Had the work gone ahead, Iran would have installed about 1,000 of the IR-6 machines, which can enrich uranium roughly 10 times faster than the older IR-1 design. The upgrade would have allowed Iran not only to produce weapons-grade material more quickly, but also to use fewer centrifuges, making detection and disruption significantly harder.
The problem: The IAEA can no longer verify whether those machines were delivered, moved underground, destroyed, or installed. Iran’s failure to account for them and its lack of transparency raise alarms.
But even if Iran is able to rebuild its centrifuges, it needs to find a way to protect them against renewed airstrikes.

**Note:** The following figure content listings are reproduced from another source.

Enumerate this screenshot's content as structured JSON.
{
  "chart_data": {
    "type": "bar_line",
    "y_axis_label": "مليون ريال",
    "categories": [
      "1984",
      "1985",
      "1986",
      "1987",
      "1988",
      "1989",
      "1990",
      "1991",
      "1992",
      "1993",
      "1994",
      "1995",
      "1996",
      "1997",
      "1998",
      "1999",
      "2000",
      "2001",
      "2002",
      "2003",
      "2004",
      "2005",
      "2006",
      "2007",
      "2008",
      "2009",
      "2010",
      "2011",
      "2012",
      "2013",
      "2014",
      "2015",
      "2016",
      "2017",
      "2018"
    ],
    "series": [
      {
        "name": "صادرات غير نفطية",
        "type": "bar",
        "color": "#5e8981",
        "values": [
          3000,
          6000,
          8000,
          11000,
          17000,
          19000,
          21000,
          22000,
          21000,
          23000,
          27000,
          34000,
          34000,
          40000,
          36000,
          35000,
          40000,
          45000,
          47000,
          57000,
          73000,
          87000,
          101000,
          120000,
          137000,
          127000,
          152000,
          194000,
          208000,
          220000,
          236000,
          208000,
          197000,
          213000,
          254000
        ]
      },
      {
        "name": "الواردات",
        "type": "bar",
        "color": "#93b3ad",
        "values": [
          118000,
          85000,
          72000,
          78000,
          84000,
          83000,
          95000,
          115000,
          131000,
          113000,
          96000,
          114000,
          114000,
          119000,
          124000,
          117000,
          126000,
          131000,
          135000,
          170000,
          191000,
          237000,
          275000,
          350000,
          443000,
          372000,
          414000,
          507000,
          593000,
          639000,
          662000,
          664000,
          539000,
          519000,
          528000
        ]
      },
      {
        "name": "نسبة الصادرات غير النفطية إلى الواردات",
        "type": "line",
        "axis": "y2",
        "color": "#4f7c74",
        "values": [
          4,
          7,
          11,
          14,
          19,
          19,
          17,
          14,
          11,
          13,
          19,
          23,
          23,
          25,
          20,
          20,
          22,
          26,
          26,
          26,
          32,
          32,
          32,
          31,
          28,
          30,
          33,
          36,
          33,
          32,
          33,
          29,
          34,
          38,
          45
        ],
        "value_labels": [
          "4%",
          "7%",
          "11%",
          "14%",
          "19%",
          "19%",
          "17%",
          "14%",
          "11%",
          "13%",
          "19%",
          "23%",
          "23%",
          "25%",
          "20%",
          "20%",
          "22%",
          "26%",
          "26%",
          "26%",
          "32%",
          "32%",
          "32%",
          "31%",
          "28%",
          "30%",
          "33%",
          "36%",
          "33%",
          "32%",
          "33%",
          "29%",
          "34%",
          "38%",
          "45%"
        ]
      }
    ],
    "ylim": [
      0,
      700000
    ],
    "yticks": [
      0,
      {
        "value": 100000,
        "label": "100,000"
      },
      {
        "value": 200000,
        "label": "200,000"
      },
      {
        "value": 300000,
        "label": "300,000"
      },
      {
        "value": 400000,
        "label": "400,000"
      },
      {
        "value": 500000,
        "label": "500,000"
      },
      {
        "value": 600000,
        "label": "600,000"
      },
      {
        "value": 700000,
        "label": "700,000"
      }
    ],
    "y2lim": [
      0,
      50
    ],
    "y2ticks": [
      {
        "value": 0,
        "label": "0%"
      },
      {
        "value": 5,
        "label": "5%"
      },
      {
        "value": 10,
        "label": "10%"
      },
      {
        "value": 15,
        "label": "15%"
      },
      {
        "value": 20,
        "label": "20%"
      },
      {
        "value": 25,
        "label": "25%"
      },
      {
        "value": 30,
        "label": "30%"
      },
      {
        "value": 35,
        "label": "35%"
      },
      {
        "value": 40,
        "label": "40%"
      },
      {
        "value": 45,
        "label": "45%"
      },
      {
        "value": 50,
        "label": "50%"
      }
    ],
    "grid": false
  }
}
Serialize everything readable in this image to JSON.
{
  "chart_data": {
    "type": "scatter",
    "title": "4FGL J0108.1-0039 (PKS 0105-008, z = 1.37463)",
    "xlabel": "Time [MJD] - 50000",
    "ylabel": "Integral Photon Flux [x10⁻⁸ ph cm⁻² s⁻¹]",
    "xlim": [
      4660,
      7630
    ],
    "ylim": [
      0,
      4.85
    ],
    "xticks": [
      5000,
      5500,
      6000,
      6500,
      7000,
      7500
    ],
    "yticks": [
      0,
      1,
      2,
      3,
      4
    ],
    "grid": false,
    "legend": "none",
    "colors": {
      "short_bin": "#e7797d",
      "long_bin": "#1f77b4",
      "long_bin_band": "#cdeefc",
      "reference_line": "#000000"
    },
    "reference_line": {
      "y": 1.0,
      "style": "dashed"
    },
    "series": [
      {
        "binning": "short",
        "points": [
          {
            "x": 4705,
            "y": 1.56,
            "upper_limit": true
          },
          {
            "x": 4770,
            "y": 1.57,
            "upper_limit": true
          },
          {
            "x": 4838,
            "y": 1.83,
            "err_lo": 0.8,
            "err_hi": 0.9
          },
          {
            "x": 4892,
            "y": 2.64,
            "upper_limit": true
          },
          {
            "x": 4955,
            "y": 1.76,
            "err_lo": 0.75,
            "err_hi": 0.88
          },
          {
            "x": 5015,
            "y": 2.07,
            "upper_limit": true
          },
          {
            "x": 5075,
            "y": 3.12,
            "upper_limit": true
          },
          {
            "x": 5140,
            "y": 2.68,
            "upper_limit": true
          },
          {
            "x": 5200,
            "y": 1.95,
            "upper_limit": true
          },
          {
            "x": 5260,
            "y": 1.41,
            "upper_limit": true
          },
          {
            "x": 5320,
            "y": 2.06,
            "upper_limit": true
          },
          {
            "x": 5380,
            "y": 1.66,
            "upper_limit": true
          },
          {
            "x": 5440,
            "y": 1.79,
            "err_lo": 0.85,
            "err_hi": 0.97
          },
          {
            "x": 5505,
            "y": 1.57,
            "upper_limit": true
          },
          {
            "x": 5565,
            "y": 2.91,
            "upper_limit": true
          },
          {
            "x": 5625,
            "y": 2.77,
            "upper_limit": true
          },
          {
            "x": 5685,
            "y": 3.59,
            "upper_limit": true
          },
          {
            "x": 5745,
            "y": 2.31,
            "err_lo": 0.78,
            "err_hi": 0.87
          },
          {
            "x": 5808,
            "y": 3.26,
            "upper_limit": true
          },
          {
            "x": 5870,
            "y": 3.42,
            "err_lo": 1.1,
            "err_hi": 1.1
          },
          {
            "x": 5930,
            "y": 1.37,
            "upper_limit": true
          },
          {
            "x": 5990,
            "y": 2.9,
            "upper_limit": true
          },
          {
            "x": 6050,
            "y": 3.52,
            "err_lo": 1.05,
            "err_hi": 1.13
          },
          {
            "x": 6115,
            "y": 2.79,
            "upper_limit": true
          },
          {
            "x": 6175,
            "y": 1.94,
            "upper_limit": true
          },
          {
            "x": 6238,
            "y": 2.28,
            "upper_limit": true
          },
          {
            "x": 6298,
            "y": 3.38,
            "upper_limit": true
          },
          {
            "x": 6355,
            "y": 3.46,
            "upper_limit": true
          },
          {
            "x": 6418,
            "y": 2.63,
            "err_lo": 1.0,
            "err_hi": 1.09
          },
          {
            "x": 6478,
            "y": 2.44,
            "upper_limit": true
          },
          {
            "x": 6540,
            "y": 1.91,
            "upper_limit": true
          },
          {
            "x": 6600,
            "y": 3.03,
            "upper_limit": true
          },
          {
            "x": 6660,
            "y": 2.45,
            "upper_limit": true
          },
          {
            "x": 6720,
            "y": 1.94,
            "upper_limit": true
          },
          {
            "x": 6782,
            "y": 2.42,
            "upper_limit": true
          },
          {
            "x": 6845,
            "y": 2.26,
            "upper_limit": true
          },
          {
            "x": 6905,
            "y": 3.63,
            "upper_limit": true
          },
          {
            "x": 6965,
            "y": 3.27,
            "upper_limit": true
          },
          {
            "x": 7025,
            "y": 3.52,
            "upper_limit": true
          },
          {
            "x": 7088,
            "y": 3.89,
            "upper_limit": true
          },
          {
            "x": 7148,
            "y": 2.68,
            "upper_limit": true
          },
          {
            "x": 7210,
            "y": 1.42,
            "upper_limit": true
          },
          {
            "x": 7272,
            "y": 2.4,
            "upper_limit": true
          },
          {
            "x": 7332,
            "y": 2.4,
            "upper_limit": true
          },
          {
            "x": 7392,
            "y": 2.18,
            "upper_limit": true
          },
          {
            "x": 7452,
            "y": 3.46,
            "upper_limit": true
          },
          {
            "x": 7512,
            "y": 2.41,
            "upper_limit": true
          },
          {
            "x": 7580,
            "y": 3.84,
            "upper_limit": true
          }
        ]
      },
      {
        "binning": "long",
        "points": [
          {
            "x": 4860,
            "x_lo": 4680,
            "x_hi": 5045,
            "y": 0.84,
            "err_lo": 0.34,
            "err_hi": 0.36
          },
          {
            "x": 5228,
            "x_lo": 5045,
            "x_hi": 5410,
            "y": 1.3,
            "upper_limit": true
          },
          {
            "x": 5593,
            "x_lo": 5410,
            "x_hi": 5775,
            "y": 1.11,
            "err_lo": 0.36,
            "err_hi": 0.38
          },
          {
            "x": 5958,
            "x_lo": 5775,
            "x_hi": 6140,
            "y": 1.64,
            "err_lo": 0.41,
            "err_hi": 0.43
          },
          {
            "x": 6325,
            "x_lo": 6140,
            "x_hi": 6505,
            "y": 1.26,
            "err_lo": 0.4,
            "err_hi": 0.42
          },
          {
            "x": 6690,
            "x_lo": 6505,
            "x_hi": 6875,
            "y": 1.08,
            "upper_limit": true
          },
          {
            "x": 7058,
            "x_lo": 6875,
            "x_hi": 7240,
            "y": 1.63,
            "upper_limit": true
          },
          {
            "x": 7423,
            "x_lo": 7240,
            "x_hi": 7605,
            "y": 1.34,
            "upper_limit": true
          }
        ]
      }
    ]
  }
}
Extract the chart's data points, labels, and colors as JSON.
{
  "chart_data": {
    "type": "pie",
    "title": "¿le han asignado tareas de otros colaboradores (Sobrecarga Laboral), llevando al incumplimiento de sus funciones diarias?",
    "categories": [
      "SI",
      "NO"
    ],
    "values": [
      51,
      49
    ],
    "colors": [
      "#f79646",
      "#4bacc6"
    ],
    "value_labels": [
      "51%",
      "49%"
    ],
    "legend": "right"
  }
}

“Their air and missile defenses were shown to be nearly worthless during Israel’s operations, and the Iranian parliament just moved emergency defense funding which has a heavy focus on rebuilding military capacity particularly air and missile defenses,” Mr. Lewis said.
In short, analysts believe Iran is balancing its nuclear rebuild with military survival and proxy force expenditures.
### A Strategic Crossroads
For American policymakers, especially those aligned with conservative national-security priorities, the key takeaway is that military strikes alone did not permanently eliminate Iran’s nuclear threat. The operation inflicted damage and bought time, but Iran retains the capability and strategic will to rebuild.
“It is a logical certainty that Iran is continuing to develop its nuclear capabilities,” global risk analyst Dennis Santiago tells the Sun. “The Iranians aren’t stupid. They know full well that to be a nation of stature, they will need a lot of electricity. They also know that to achieve true 21st-century stability, they need the military power to force the volatile Middle East and broader world to leave them alone.”
That leaves the United States strategy at a critical inflection point. Escalating against Iran too aggressively could undermine the fragile truce in Gaza. But if Iran is allowed to rebuild swiftly and covertly, Gulf states or Israel may feel compelled to act pre-emptively, raising the risk of a broader conflict.
Inside the West Wing, aides and military planners are quietly debating what comes next: whether to risk escalation or to keep the pressure simmering below the surface.
“The United States should continue to threaten Iran with more strikes against its nuclear infrastructure until such time that Iran publicly abandons its aggressive, behavioral stance versus the rest of the Middle East,” Mr. Santiago argued. “Not just Israel, all of its neighbors. The U.S. must unilaterally take charge in the Middle East.”